OK. Having realised I was dangerously on path to writing my own language, I’ve revised my plan. My current thinking is that I’ll make it a two step process.
Step one converts the CSV/Excel/Whatever into an XML file, with optional extras included to allow local values to be set.
Then this will be processed using an XSLT file, which is already well supported. I’m not a huge fan of XSLT but you need to think carefully before embarking on inventing an arbitrary new language. The goal of this system is to make it easier to maintain for non-research organisations (like our central IT) so using an established technology makes it easier to ensure you can find someone to maintain the system.

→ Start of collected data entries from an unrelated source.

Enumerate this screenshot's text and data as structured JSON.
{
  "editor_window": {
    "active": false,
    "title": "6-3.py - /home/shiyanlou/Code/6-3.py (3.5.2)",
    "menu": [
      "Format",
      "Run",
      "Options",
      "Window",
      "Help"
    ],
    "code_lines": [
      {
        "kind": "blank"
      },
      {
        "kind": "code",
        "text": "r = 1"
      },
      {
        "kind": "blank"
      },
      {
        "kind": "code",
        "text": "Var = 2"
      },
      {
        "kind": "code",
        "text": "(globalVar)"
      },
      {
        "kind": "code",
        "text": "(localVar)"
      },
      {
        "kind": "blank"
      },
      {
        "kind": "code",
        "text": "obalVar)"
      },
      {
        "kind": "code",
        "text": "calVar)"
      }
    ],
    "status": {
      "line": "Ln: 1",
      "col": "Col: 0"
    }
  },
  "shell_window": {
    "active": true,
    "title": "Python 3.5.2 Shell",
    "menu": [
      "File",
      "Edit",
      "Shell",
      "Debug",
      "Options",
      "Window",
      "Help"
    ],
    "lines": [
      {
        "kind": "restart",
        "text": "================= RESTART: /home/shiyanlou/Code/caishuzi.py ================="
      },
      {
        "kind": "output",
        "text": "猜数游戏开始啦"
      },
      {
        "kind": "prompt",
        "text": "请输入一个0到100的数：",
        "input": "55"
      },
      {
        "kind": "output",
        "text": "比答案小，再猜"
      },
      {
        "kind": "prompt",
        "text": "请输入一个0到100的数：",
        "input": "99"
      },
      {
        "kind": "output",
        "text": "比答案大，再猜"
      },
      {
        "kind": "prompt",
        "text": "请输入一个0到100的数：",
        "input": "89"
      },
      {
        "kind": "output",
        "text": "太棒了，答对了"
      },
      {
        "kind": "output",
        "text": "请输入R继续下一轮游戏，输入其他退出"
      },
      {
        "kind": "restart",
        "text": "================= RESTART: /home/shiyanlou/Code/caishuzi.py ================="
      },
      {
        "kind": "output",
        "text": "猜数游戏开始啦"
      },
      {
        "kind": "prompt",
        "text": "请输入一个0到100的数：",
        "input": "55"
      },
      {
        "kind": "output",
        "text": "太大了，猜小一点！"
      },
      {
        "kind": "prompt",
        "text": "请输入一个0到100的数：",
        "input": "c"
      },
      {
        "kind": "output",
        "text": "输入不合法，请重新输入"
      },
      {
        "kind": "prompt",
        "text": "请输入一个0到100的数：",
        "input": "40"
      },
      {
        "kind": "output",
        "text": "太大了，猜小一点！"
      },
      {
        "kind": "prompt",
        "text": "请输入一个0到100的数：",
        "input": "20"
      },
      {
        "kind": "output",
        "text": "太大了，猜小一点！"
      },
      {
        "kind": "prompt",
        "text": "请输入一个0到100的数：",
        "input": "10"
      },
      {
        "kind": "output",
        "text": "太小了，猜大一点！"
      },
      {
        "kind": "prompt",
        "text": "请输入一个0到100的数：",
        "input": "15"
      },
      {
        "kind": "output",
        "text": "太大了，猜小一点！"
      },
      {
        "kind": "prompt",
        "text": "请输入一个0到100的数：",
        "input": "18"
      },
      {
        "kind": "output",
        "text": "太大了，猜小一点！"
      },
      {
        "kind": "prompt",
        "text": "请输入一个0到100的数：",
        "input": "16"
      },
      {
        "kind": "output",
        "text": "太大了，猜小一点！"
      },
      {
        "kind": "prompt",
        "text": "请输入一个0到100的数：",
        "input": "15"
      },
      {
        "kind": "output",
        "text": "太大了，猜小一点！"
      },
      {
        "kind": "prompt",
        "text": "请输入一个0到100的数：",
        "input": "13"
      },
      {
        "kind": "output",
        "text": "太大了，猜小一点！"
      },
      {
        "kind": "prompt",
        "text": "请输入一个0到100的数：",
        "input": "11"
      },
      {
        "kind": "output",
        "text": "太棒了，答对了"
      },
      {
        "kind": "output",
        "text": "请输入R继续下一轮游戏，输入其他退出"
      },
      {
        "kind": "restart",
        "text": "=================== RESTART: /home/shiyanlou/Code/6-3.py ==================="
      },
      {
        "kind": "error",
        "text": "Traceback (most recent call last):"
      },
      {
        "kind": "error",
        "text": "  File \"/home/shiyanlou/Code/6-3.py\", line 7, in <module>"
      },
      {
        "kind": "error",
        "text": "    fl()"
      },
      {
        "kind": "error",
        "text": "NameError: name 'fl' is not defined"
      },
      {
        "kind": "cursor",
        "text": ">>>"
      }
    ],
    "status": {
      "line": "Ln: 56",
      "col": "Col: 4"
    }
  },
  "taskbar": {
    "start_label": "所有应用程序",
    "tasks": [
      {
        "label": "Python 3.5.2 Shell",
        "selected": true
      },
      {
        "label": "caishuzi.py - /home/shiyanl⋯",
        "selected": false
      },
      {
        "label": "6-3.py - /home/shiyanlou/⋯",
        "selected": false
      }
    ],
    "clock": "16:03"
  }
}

That said, I’m not sure what to make the XSLT output. It really needs to be XML (although I *think* you can do other stuff, it’s more fiddly. So assuming the XML restriction my options are:
- Any RDF/XML
- Subset of RDF/XML
- XML format I’ve not yet heard of
- XML format of my own invention
This last one had me tempted for a while.. something like:
<triple> <subject>http://....</subject> <predicate>http://....</predicate> <object>http://....</object> <datatype>http://....</datatype> </triple>
… but I think I’m suffering from an attack of over-engineering. So what it should output is valid RDF+XML, which my tool can then validate & process into the triple-serialisation of your choice.

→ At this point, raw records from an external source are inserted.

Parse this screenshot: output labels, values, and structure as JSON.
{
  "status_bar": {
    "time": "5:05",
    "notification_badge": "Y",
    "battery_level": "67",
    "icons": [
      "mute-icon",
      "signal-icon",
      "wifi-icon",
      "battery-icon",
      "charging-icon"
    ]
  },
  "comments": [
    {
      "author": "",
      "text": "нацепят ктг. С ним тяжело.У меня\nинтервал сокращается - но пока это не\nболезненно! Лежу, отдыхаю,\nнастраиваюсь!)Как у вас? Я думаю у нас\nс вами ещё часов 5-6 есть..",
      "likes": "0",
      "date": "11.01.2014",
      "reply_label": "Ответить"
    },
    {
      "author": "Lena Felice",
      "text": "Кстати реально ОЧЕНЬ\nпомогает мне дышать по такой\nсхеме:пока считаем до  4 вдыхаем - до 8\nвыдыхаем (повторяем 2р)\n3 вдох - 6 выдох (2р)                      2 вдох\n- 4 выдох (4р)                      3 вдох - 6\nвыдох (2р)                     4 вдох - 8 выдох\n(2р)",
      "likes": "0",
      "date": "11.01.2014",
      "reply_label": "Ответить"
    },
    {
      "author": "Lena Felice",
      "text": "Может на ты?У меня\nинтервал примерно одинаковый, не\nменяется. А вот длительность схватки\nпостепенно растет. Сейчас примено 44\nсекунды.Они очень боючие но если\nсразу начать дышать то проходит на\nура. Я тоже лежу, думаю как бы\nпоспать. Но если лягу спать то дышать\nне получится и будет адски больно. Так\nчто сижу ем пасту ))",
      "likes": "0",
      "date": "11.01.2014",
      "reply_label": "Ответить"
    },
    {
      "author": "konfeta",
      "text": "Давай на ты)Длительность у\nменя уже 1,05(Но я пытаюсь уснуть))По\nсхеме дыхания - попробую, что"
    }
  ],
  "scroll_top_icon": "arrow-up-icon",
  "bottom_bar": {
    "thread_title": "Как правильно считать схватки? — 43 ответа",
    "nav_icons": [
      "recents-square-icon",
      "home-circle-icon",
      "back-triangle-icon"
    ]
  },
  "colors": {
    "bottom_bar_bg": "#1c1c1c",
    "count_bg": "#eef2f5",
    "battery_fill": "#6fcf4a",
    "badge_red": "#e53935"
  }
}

How about n-triples? It’s a standard RDF serialization, which can even be handled with simple command line tools or a *very* simple regular expressions. By the way it’s much like CSV 😉
I thought about that but it’s an arse to produce n-triples using XSLT. I did consider inventing some XML format (or just using reified triples) eg. (using [] as wordpress eats angle-brackets)
[rdf:Statement]
[rdf:subject]http://...[/rdf:subject]
[rdf:predicate]http://...[/rdf:predicate]
[rdf:object]http://...[/rdf:object]
[/rdf:Statement]
however that then loses you the handy URI escaping. Converting correct rdf-xml to n-triples is trivial if you install ‘rapper’. Also, using triples means you have to output every URI for every triple which makes XSLT get complex and ugly.
The whole point of using XSLT is that it is pretty cross-platform. You could easily take the configuration files from this system and use them in Java, .net or whatever.
… | rapper -o ntriples – http://example.com/
Works fine!
More to follow on this soon, much progress has been made!
Well the cross-platform-argument always depends on the platforms you want to cross 😉 You could also argue for C, Java, JavaScript etc. depending on the exact use cases. Many users already give up if you confront them with concepts like “installation” or “configuration”, so a web service to upload data may be easier?
There’s TriX, too: http://en.wikipedia.org/wiki/TriX_%28syntax%29 .
I have no idea what support for it is like.